Well, this Fettucine Alfredo in particular is delicious, yet guilt free! I’ve been looking forward to eat healthy and really heavy dishes just lost some of their appeal to me. So, this lighter version of a comfort food classics is just like the best of the best! Yay!
I found this recipe on Vanilla & Spice, but I replaced the asparagus by rapini, cause I feel like this vegetable is simply underrepresented in the Blogosphere! I love rapini. I think that it’s taste is just so distinctive and interesting. I really feel that it is the perfect match for this Alfredo recipe!
As you may have noticed, I’ve decided to make a “Eat your Greens!” section on my website. Thanks to the rapini, this recipe qualifies for the “Eat your greens!” category. I felt that this addition would be useful to navigate through the archives when you’re looking for healthy recipes. I’ve been trying myself to add a lot more greens to my diet in the last few months, as those veggies are well known to be nutritionally dense. Leafy greens, especially, are packed with vitamins, minerals, antioxydants and fibers. There is no reason not to eat your greens everyday, and Veggie Pawa wanna help you not to forget that! 😉
So, here is for today’s recipe :
- 8 to 9oz dry whole wheat fettucine
- 1 tbsp olive oil (+ more for cooking)
- 2 small yellow onions, peeled and pureed in a food processor
- 3 cloves garlic, finely minced
- 1,5 cups almond milk
- 1/2 cup tahini
- 1 tsp sea salt
- 1/4 tsp nutmeg
- Freshly ground pepper
- 1/4 cup chopped parsley, plus more for garnish
- 2 tbsp lemon juice
- 1 bunch of rapini, cut in florets
- 1/2 tsp lemon zest
Cook fettucine in salted water until al dente. Drain and set aside.

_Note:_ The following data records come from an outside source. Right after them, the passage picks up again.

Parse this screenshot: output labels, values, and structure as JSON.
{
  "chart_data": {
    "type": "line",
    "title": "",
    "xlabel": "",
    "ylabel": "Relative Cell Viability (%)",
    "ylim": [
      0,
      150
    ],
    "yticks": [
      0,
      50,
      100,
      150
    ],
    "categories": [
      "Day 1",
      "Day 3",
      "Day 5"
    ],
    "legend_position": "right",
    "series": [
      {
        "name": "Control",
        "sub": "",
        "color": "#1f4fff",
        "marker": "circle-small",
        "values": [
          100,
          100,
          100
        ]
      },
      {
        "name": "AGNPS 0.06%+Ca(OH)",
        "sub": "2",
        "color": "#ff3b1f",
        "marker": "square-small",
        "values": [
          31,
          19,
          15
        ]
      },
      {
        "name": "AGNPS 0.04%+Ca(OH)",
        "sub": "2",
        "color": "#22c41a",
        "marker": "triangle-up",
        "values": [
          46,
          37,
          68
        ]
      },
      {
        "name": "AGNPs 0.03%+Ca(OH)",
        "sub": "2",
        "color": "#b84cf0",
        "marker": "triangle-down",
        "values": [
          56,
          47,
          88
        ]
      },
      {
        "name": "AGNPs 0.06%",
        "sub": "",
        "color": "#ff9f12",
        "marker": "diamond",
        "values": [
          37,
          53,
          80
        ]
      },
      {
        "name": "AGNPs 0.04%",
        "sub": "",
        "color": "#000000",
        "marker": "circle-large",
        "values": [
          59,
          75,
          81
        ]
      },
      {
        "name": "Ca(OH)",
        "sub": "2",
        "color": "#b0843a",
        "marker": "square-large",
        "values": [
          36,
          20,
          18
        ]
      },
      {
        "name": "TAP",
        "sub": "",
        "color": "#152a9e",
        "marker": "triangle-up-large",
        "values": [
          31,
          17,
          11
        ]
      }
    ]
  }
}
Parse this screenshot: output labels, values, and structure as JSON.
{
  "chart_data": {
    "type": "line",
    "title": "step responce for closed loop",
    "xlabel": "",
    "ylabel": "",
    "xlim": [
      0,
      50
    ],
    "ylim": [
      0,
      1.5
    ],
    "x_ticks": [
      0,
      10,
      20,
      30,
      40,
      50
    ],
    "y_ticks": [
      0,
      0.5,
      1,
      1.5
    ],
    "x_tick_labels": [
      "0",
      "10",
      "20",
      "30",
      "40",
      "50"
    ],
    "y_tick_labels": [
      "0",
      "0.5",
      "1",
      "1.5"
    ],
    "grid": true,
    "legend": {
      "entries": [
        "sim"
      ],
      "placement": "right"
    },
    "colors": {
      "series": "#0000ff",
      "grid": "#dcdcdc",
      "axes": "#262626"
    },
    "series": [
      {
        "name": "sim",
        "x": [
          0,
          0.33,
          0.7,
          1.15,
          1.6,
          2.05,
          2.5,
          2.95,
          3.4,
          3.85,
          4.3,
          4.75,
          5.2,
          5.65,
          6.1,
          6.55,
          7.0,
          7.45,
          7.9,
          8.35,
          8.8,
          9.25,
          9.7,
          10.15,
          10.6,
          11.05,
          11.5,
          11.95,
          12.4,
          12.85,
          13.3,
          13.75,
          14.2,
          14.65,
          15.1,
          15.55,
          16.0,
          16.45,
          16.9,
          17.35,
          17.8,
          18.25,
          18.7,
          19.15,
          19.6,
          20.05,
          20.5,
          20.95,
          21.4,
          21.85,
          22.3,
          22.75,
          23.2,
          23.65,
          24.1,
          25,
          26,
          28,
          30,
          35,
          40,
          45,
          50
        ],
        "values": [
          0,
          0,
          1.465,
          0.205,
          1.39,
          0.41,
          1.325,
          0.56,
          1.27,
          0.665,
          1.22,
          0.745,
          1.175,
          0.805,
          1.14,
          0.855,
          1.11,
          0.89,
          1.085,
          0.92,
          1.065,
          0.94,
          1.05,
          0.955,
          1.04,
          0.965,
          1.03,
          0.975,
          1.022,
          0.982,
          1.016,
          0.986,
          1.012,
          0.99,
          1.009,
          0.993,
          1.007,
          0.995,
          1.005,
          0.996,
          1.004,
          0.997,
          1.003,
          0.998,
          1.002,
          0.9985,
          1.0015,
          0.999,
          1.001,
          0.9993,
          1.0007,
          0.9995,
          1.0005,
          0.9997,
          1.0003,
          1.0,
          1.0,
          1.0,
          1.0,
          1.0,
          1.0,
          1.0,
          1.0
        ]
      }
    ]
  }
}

In the meanwhile, heat some oil in a skillet to medium-high. Cook onion and garlic until brown (but not burn), between 5 to 8 minutes.
Cook your rapini in a steamer basket for 3 to 5 minutes. Set them aside and toss them one tablespoon of olive oil, lemon zest, salt and pepper.
In a bowl, stir together almond milk, tahini, salt, nutmeg and pepper until they are well mixed. Pour this “milky mix” in the skillet with the onion mixture and reduce heat to medium. Cook it for five minutes, stirring often. Add the lemon juice and parsley let it sit for another minute. Close the heat.
Mix the sauce together with the fettucine. Put the pastas in some plates and top them with rapini.
You can add additional lemon zest and/or parsley and/or pepper to serve.